Parmi mes collègues, j’ai le plaisir de faire la connaissance de deux francophones très engagés, Robert Painchaud et Gilbert Rosset. (1) La directrice de l’école est soeur Catherine Farmer, une Irlandaise qui m’a toujours dit oui sans discussion pour les activités en français.
(1) Robert Painchaud, professeur et historien, né en 1941, décédé dans un accident d’avion le 23 juin 1978, est un cofondateur des Éditions du Blé en 1974 et du Centre d’études francocanadiennes de l’ouest (CEFCO) en 1978. Gilbert Rosset, éducateur et comédien, décédé en 1998 à l’âge de 56 ans. Son nom a été donné à l’école de Saint-claude de la DSFM.
En consultant le programme, j’apprends que je vais devoir enseigner des oeuvres d’une certaine Gabrielle Roy : La
Petite poule d’eau et Rue Deschambault. Plus tard s’est ajoutée après sa publication
La route d’altamont. Si je me souviens bien, puisque ces romans avaient été autorisés par la section française du ministère de l’éducation, les élèves recevaient chacun un livre de la Commission scolaire.
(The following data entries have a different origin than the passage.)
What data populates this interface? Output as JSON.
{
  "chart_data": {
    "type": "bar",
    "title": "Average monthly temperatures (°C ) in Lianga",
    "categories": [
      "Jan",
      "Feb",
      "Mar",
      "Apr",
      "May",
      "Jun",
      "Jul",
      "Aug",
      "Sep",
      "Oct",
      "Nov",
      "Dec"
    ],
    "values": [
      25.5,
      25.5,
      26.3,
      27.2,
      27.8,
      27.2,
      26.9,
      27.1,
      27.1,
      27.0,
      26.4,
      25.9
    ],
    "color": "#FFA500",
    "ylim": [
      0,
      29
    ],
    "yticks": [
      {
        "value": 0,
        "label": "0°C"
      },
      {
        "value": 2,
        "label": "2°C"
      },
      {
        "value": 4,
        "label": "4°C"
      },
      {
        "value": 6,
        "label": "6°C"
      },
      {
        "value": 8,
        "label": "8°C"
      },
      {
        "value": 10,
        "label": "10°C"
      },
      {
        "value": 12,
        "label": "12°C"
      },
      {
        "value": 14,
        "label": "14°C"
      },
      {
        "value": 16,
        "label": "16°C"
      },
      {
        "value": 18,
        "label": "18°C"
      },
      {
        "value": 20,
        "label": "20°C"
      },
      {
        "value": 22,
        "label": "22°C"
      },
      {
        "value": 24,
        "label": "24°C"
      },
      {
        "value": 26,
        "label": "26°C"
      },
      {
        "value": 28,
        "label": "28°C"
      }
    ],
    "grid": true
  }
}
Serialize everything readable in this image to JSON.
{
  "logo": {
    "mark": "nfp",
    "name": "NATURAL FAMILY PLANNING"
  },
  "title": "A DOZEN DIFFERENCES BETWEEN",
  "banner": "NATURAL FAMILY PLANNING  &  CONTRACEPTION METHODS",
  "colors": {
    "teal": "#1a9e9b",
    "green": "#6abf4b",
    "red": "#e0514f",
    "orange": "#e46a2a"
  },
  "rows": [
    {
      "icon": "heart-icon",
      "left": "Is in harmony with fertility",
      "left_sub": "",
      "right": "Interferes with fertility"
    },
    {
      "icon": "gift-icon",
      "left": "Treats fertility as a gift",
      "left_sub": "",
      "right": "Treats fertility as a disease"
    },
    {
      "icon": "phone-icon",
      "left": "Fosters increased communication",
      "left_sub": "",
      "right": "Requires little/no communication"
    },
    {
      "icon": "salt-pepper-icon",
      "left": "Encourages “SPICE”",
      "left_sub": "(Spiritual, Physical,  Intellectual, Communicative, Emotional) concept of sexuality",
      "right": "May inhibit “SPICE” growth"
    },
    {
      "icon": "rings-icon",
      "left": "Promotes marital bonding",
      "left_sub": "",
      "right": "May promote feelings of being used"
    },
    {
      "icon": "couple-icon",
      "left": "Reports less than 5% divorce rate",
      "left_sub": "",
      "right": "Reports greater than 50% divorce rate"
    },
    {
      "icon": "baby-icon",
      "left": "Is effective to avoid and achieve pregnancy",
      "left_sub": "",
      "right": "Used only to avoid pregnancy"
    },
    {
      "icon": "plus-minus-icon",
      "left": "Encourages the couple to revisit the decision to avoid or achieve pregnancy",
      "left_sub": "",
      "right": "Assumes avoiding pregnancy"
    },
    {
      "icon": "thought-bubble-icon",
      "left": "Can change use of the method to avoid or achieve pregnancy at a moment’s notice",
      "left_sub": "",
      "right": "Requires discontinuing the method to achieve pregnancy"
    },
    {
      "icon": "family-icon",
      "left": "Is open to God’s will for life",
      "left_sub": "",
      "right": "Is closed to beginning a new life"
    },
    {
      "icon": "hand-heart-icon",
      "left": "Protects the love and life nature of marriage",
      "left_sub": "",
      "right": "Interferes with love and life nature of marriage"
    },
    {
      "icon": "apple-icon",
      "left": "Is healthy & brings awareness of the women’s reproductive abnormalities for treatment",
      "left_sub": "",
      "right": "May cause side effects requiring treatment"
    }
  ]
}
Le livre restait ensuite la propriété de l’école.
La décision sur ce que les élèves francophones devaient étudier était prise par soeur de Moissac. La révérende soeur était impliquée auprès du ministère de l’éducation et avait la charge des programmes en français. C’était une soeur grise dont j’étais bien consciente de la grande réputation, due à son engagement avec l’association d’éducation des Canadiens français du Manitoba, que tous les enseignants connaissaient bien. (2)
Il a donc fallu que je lise ces romans manitobains et que je me renseigne autant que possible sur l’auteure. À Lorette, personne ne savait vraiment rien sur Gabrielle Roy. Au moins, Robert Painchaud, qui enseignait l’histoire, a pu m’indiquer où sur la rue Deschambault se trouvait la maison natale de Gabrielle Roy. La première fois que je l’ai vue, une impression de délabrement s’est imposée. Le porche penchait, la peinture était écaillée.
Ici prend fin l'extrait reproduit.